Goodbye Shanghai

Goodbye Shanghai short film

Goodbye Shanghai has been the official selection of film festivals around the world and won some independent film awards. While filming China, the filmmakers had to evade Chinese censorship to get the film out of the courntry. Here’s a synopsis of the short:

While embezzling $14 billion from a Chinese bank for the US government, two Western bankers grab $15 million in cash for themselves. They store it in an upright bass case and wander the streets of Shanghai, waiting for their morning departure. When the more experienced of the two insists they spend their last night partying in a local club, the night takes a wild turn. Goodbye Shanghai explores the negative effects of Western imperialism on modern Chinese culture.

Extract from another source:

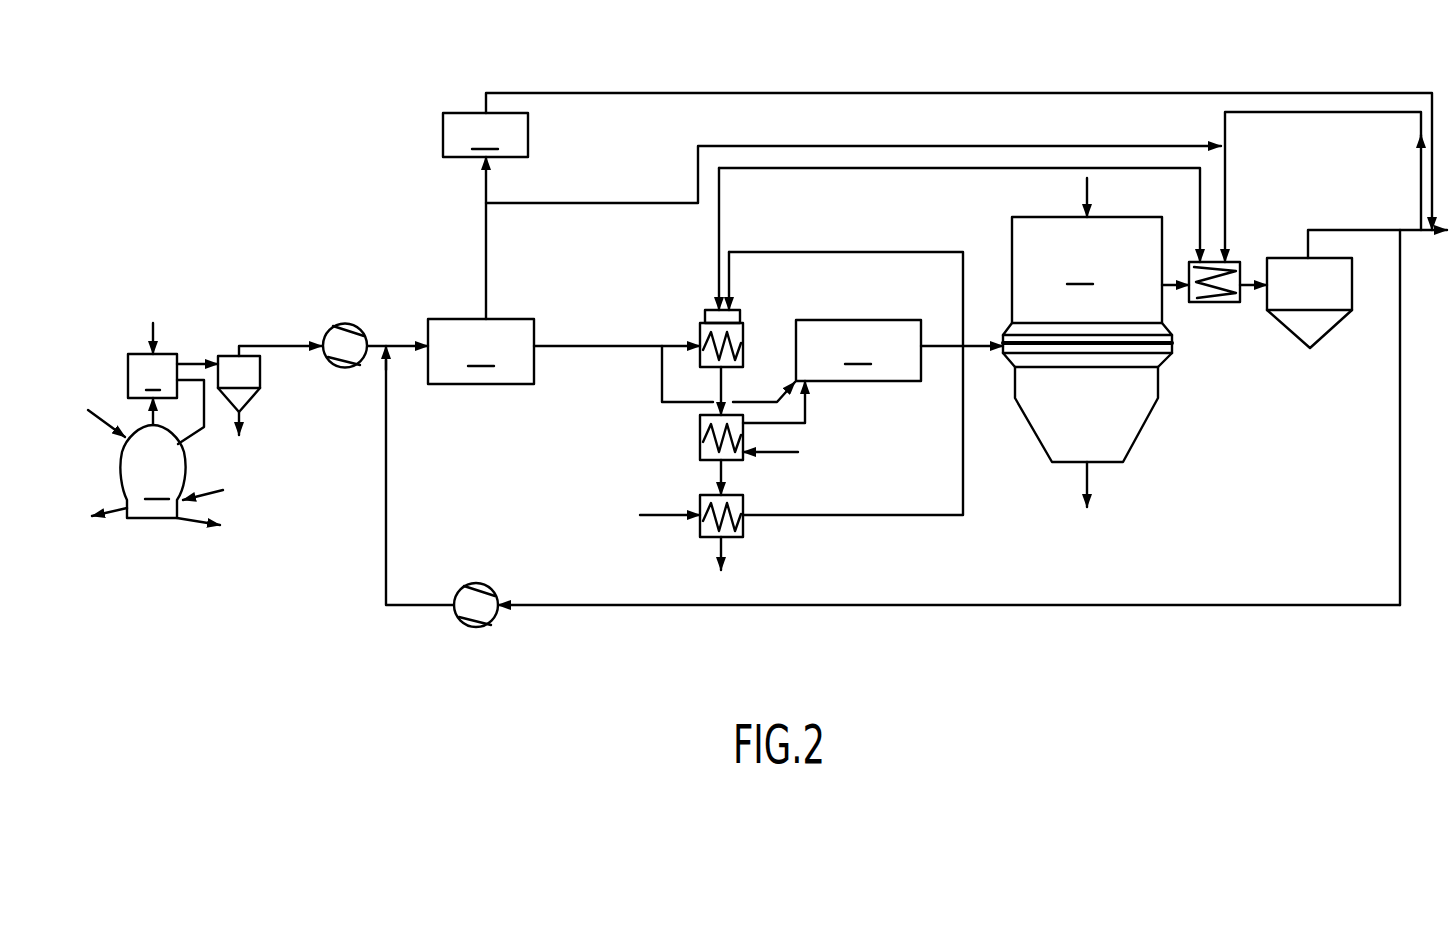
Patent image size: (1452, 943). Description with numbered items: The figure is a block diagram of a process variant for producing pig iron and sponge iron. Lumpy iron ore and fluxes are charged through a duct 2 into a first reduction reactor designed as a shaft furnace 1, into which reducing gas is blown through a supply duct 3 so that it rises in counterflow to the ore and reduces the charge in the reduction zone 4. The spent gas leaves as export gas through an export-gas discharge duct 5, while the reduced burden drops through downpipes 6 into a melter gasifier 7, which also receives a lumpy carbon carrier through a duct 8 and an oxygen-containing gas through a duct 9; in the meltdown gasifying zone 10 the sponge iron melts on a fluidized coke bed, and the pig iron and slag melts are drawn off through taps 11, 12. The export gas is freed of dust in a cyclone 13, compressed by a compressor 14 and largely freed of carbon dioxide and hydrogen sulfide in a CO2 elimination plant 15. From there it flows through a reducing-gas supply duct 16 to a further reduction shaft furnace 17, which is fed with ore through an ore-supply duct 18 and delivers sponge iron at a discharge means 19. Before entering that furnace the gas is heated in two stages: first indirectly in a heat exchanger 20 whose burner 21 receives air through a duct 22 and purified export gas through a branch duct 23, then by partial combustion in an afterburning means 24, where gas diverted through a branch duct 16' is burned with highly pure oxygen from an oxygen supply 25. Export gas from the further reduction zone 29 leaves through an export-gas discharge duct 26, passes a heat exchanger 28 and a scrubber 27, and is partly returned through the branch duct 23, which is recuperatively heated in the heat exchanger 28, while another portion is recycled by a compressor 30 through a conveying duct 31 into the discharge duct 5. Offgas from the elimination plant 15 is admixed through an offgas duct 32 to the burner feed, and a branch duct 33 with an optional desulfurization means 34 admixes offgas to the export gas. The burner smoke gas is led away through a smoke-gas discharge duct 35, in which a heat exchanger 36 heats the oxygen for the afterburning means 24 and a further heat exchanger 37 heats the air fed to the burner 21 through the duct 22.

The shaft furnace 1 is at (140, 354).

You can also pick up Goodbye Shanghai on DVD here

Goodbye Shanghai

About director Adam Christian Clark
While still an undergraduate at the USC School of Cinematic Arts, Clark became the youngest person ever to direct a US network television series, CBS’s Big Brother. He then worked as a roster director at Quentin Tarantino’s and Lawrence Bender’s production company A Band Apart, where he wrote and directed television, music videos, and commercials. Clark has worked with such artists as Kanye West, Jackie Chan, Gnarls Barkley, Lupe Fiasco, and Girl Talk; and such brands as Pepsi, Lays, Motorola, MAC, and Diesel. Clark spent 2006 in Shanghai, writing and directing Mainland China’s first reality television series. In 2007, the hysteria surrounding the program contributed to the Communist Party of China issuing a decree banning all future reality programming during prime-time. In 2008, Clark collaborated on two projects with Pulitzer Prize-winning author Charlie LeDuff: The Editor, a short film starring Richard Riehle based on LeDuff’s career at The New York Times, and Bag Men, a feature screenplay written for Plan B Entertainment. In 2009, Clark returned to China to shoot Goodbye Shanghai, a short film he also wrote about Western spies working as international bankers in Shanghai. Clark continues to write and direct. He lives in Los Angeles, CA.